A Chinese legal activist who founded a loose network of socially conscious citizens was released from prison Saturday at the end of a four-year sentence, his lawyer said.
Xu Zhiyong helped found the New Citizens Movement, which at the time organized monthly dinners to discuss China's constitution and other legal issues.
Zhang Qingfang, Xu's attorney, said he was freed Saturday morning from a prison in Beijing. He said Xu was in good health, but had no further details to share.
It was not immediately clear if despite his release Xu's movement continued to be restricted. Authorities commonly place activists seen as politically sensitive under some form of house arrest to prevent them from speaking publicly. Xu could not be reached on his cellphone.
Xu was convicted in January 2014 of disrupting order in public places, a vaguely defined charge that activists say has been used to muzzle government critics.
Xu's arrest in 2013 and imprisonment was seen as dealing a major blow to the group's efforts to develop a socially conscious public aware of their rights as citizens to call for greater official accountability in anything from corruption to equal rights to education.
Xu and his supporters purposely kept the movement unstructured so as not to challenge the party's zero intolerance on organized movements. They downplayed any political appeals and championed causes that were in line with the party's own stated goals.
Still, Xu's fledgling campaign became a target after it inspired people across the country to gather for dinner parties to discuss social issues and occasionally to unfurl banners in public places in small rallies.
Several of his supporters had also been sentenced to prison in 2014 in prosecutions that raised concerns among Western governments and human rights groups.
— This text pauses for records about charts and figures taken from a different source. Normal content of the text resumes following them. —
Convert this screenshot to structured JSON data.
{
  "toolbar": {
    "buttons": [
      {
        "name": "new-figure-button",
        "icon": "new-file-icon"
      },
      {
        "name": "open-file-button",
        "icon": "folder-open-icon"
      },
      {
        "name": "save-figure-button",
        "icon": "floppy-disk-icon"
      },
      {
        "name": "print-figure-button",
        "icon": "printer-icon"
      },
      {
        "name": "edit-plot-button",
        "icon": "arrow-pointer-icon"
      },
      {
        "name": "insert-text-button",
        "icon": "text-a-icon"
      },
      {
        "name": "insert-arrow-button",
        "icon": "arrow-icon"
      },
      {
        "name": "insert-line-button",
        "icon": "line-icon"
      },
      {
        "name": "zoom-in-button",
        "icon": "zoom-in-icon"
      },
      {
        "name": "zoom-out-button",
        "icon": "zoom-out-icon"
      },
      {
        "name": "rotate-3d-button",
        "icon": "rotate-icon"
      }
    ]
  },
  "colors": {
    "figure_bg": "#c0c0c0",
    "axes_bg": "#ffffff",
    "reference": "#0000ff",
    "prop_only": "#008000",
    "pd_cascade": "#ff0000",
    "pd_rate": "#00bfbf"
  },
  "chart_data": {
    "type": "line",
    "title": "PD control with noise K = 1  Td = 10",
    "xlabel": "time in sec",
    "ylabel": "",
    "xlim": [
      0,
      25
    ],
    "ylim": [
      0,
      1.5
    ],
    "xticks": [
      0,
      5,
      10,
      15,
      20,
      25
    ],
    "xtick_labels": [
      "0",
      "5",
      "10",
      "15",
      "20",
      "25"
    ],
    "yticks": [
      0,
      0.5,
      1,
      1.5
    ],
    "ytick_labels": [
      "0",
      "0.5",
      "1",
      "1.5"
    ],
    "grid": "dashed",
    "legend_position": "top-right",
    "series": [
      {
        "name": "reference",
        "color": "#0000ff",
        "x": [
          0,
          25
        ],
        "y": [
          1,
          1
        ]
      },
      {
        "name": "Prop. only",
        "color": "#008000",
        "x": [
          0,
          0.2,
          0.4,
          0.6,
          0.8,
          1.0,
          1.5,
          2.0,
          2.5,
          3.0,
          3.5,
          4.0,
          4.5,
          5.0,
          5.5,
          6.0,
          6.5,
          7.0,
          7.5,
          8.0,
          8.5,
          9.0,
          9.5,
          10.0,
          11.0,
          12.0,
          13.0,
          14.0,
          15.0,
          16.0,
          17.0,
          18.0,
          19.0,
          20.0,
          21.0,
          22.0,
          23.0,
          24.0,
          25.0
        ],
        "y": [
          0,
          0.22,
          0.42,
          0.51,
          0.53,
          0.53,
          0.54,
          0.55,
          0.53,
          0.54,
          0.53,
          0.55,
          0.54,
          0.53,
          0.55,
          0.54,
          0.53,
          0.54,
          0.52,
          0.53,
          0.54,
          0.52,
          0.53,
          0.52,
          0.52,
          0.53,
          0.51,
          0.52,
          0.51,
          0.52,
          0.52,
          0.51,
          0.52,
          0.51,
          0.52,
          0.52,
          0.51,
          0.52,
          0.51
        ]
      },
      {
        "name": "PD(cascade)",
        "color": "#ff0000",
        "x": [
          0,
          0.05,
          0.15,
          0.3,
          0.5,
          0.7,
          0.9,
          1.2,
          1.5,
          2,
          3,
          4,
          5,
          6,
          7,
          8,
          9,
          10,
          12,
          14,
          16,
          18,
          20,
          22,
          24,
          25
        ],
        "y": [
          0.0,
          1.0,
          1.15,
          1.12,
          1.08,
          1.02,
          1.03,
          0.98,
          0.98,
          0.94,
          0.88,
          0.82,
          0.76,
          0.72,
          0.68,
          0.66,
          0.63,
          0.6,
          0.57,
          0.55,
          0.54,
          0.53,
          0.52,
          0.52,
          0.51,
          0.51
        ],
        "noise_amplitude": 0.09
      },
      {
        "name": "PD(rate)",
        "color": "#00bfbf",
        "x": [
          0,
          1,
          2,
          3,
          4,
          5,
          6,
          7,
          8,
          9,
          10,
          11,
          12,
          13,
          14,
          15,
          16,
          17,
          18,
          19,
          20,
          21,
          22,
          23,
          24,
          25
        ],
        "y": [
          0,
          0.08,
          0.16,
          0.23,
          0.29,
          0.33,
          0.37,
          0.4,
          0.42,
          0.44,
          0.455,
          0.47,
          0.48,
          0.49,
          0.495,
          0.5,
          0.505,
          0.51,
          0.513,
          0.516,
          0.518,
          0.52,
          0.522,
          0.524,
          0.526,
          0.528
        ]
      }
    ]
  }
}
American and European diplomats made unsuccessful attempts to attend the trials.
The sentences, decried by other dissidents as excessively heavy, reflect the increasingly hard line that China's Communist Party has taken against political dissent, no matter how peacefully expressed or loosely organized. Party leaders have been wary of any independent social force with the potential to threaten the party's rule by mobilizing groups of people.